O que esperar da Bienal Musica 2025 Veneza pode tornar-se a próxima meca dos festivais italianos em outubro
Veneza não é apenas sinónimo de Bienal de Arte ou exposições de arquitectura. A Bienal organiza também grandes períodos dedicados ao teatro, à dança e, sobretudo, à música, que no próximo mês de outubro, de 11 a 25, verão a curadora Caterina Barbieri tentar transformar o que já é um marco para muitos fãs da música experimental e orientada para a investigação. Pretende atrair não só ouvintes dedicados mas também aqueles que procuram uma experiência mais completa — uma experiência não limitada à audição ao ar livre, mas enriquecida com atmosferas de discotecas, graças aos muitos, talvez demasiados, locais de propriedade da Bienal entre as ilhas venezianas e o continente. Caterina Barbieri, nascida em 1990 e radicada em Berlim mas muito ativa na cena italiana, tem uma compreensão profunda do que significa música — técnica, teórica e filosófica — provando a legitimidade da sua nomeação como diretora no ano passado.

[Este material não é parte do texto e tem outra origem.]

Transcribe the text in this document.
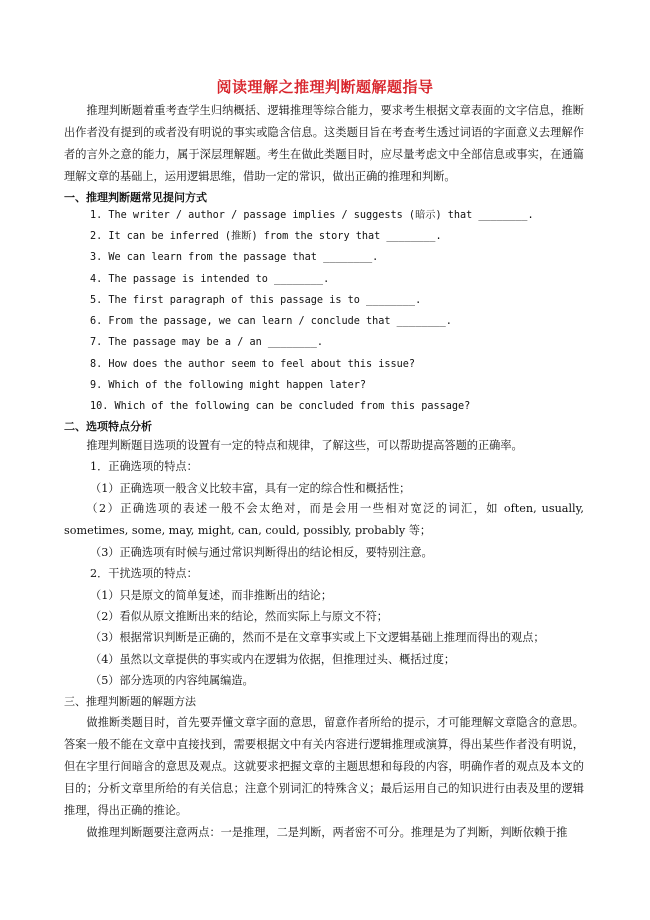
阅读理解之推理判断题解题指导
推理判断题着重考查学生归纳概括、逻辑推理等综合能力，要求考生根据文章表面的文字信息，推断出作者没有提到的或者没有明说的事实或隐含信息。这类题目旨在考查考生透过词语的字面意义去理解作者的言外之意的能力，属于深层理解题。考生在做此类题目时，应尽量考虑文中全部信息或事实，在通篇理解文章的基础上，运用逻辑思维，借助一定的常识，做出正确的推理和判断。
一、推理判断题常见提问方式
1. The writer / author / passage implies / suggests (暗示) that ________.
2. It can be inferred (推断) from the story that ________.
3. We can learn from the passage that ________.
4. The passage is intended to ________.
5. The first paragraph of this passage is to ________.
6. From the passage, we can learn / conclude that ________.
7. The passage may be a / an ________.
8. How does the author seem to feel about this issue?
9. Which of the following might happen later?
10. Which of the following can be concluded from this passage?
二、选项特点分析
推理判断题目选项的设置有一定的特点和规律，了解这些，可以帮助提高答题的正确率。
1．正确选项的特点：
（1）正确选项一般含义比较丰富，具有一定的综合性和概括性；
（2）正确选项的表述一般不会太绝对，而是会用一些相对宽泛的词汇，如 often, usually, sometimes, some, may, might, can, could, possibly, probably 等；
（3）正确选项有时候与通过常识判断得出的结论相反，要特别注意。
2．干扰选项的特点：
（1）只是原文的简单复述，而非推断出的结论；
（2）看似从原文推断出来的结论，然而实际上与原文不符；
（3）根据常识判断是正确的，然而不是在文章事实或上下文逻辑基础上推理而得出的观点；
（4）虽然以文章提供的事实或内在逻辑为依据，但推理过头、概括过度；
（5）部分选项的内容纯属编造。
三、推理判断题的解题方法
做推断类题目时，首先要弄懂文章字面的意思，留意作者所给的提示，才可能理解文章隐含的意思。答案一般不能在文章中直接找到，需要根据文中有关内容进行逻辑推理或演算，得出某些作者没有明说，但在字里行间暗含的意思及观点。这就要求把握文章的主题思想和每段的内容，明确作者的观点及本文的目的；分析文章里所给的有关信息；注意个别词汇的特殊含义；最后运用自己的知识进行由表及里的逻辑推理，得出正确的推论。
做推理判断题要注意两点：一是推理，二是判断，两者密不可分。推理是为了判断，判断依赖于推
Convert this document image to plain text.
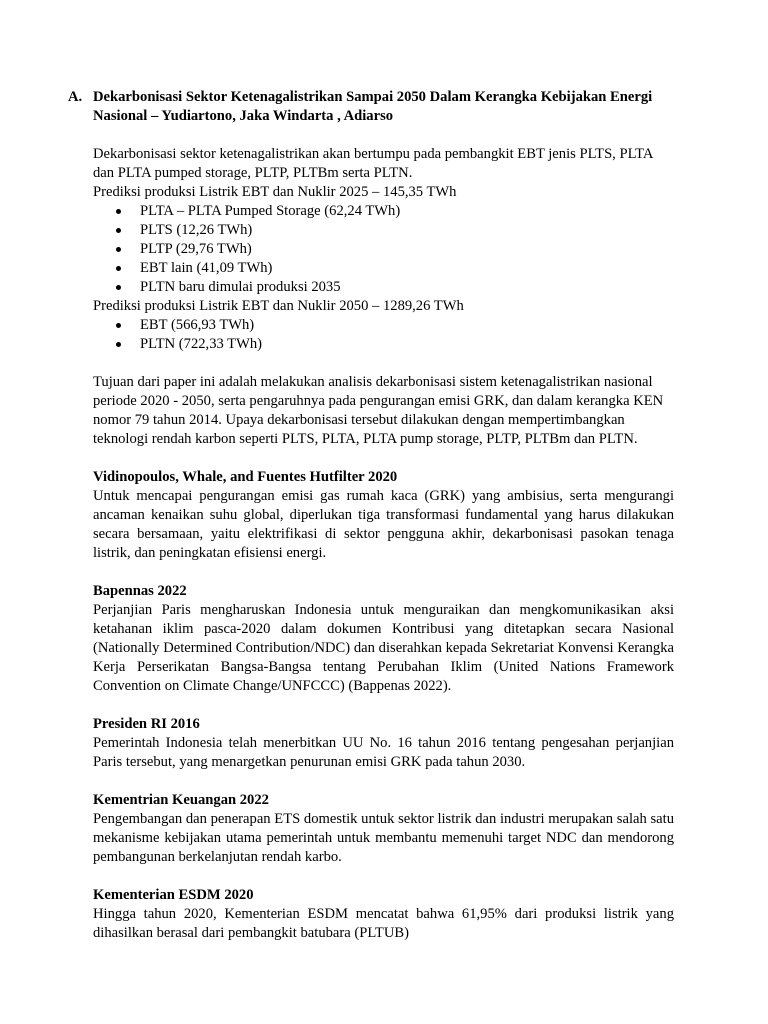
A. Dekarbonisasi Sektor Ketenagalistrikan Sampai 2050 Dalam Kerangka Kebijakan Energi Nasional – Yudiartono, Jaka Windarta , Adiarso

Dekarbonisasi sektor ketenagalistrikan akan bertumpu pada pembangkit EBT jenis PLTS, PLTA dan PLTA pumped storage, PLTP, PLTBm serta PLTN.

Prediksi produksi Listrik EBT dan Nuklir 2025 – 145,35 TWh

PLTA – PLTA Pumped Storage (62,24 TWh)
PLTS (12,26 TWh)
PLTP (29,76 TWh)
EBT lain (41,09 TWh)
PLTN baru dimulai produksi 2035

Prediksi produksi Listrik EBT dan Nuklir 2050 – 1289,26 TWh

EBT (566,93 TWh)
PLTN (722,33 TWh)

Tujuan dari paper ini adalah melakukan analisis dekarbonisasi sistem ketenagalistrikan nasional periode 2020 - 2050, serta pengaruhnya pada pengurangan emisi GRK, dan dalam kerangka KEN nomor 79 tahun 2014. Upaya dekarbonisasi tersebut dilakukan dengan mempertimbangkan teknologi rendah karbon seperti PLTS, PLTA, PLTA pump storage, PLTP, PLTBm dan PLTN.

Vidinopoulos, Whale, and Fuentes Hutfilter 2020

Untuk mencapai pengurangan emisi gas rumah kaca (GRK) yang ambisius, serta mengurangi ancaman kenaikan suhu global, diperlukan tiga transformasi fundamental yang harus dilakukan secara bersamaan, yaitu elektrifikasi di sektor pengguna akhir, dekarbonisasi pasokan tenaga listrik, dan peningkatan efisiensi energi.

Bapennas 2022

Perjanjian Paris mengharuskan Indonesia untuk menguraikan dan mengkomunikasikan aksi ketahanan iklim pasca-2020 dalam dokumen Kontribusi yang ditetapkan secara Nasional (Nationally Determined Contribution/NDC) dan diserahkan kepada Sekretariat Konvensi Kerangka Kerja Perserikatan Bangsa-Bangsa tentang Perubahan Iklim (United Nations Framework Convention on Climate Change/UNFCCC) (Bappenas 2022).

Presiden RI 2016

Pemerintah Indonesia telah menerbitkan UU No. 16 tahun 2016 tentang pengesahan perjanjian Paris tersebut, yang menargetkan penurunan emisi GRK pada tahun 2030.

Kementrian Keuangan 2022

Pengembangan dan penerapan ETS domestik untuk sektor listrik dan industri merupakan salah satu mekanisme kebijakan utama pemerintah untuk membantu memenuhi target NDC dan mendorong pembangunan berkelanjutan rendah karbo.

Kementerian ESDM 2020

Hingga tahun 2020, Kementerian ESDM mencatat bahwa 61,95% dari produksi listrik yang dihasilkan berasal dari pembangkit batubara (PLTUB)
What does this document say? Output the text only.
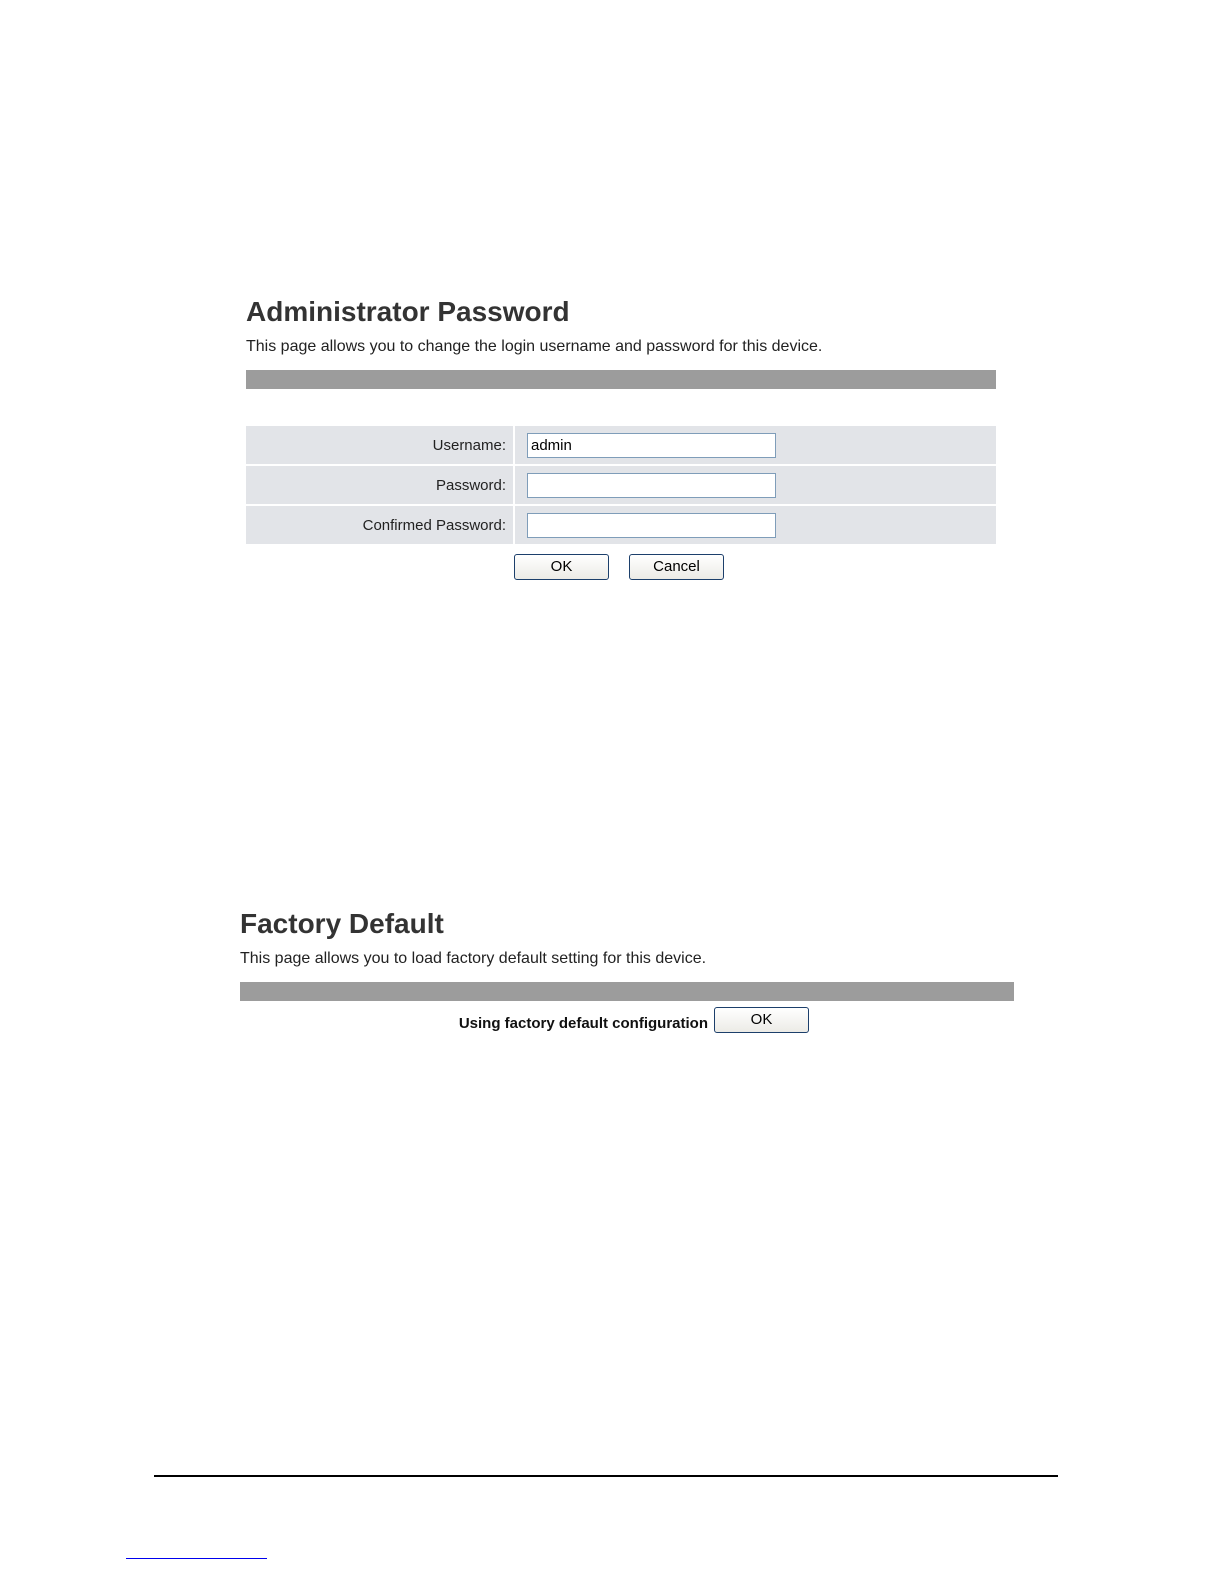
Administrator Password

This page allows you to change the login username and password for this device.

Username:	admin
Password:	
Confirmed Password:	
OK	Cancel
Factory Default

This page allows you to load factory default setting for this device.

Using factory default configuration	OK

Conseguiu revitalizar um evento que está a evoluir para um festival de pleno direito. Vemo-la envolvida em inúmeros eventos em Itália e no estrangeiro, incluindo o Sonar 2019 e o Atonal em 2023. Mas vale a pena recordar que a Itália está há muito tempo no centro dessa experimentação, muitas vezes fora das principais cidades. Como curadora, já tinha explorado um novo lado de si mesma quando, em maio de 2024, organizou dois dias de programação de festivais no Centre Pompidou em Paris em memória de Peter Rehberg, também conhecido como PITA. Prepara agora o evento de Veneza com uma atenção igualmente ponderada, mas com maior complexidade em termos de organização. A Bienal Musical de Barbieri chamar-se-á “La stella dentro” e, como ela própria nos disse, encara o festival como um organismo vivo, onde o som se torna uma ferramenta de transformação coletiva. O curador explora as possibilidades da “música cósmica”, misturando eletrónica, drone, minimalismo e ritualidade.
Os nomes anunciados fazem com que queira comprar bilhetes imediatamente, mesmo que ainda não estejam disponíveis. William Basinski apresentar-se-á com as suas paisagens sonoras melancólicas e extensas, acrescentando — para a ocasião — o zumbido dos motores de vaporetto de Veneza, literalmente uma experiência ambiente veneziana. A seguir vem Laurie Spiegel, pioneira da electrónica cósmica. Depois vem o diálogo entre Suzanne Ciani e Actriz, faíscas promissoras — um verdadeiro choque geracional entre o pioneiro do sintetizador e um dos produtores mais enigmáticos da cena britânica. Carl Craig, campeão de Detroit, traz uma energia abertamente orientada para festas para Veneza — a sua será provavelmente a noite mais pronta para a pista de dança do festival, finalmente trazendo um clímax tipo clube para um contexto institucional. De Sunn O))) a Moritz von Oswald em modo coral, até às incursões ritual-pop de artistas diaspóricos como Chuquimamani-Condori, cujo som fluirá pelos canais do Arsenale. Mais do que uma mostra de música, parece uma rave cósmica conceptual (e adoramos isso). É um convite para participar — e para destacar a importância da Itália no panorama global da música electrónica, graças à ousada decisão de confiar papéis curatoriais a jovens artistas. Com mais de quinze estreias mundiais e uma formação que redesenha a fronteira entre a vanguarda e a espiritualidade, este não é apenas um festival de música mas uma experiência imersiva suspensa no tempo, enraizada na matéria sonora e visando o êxtase dos dias de hoje.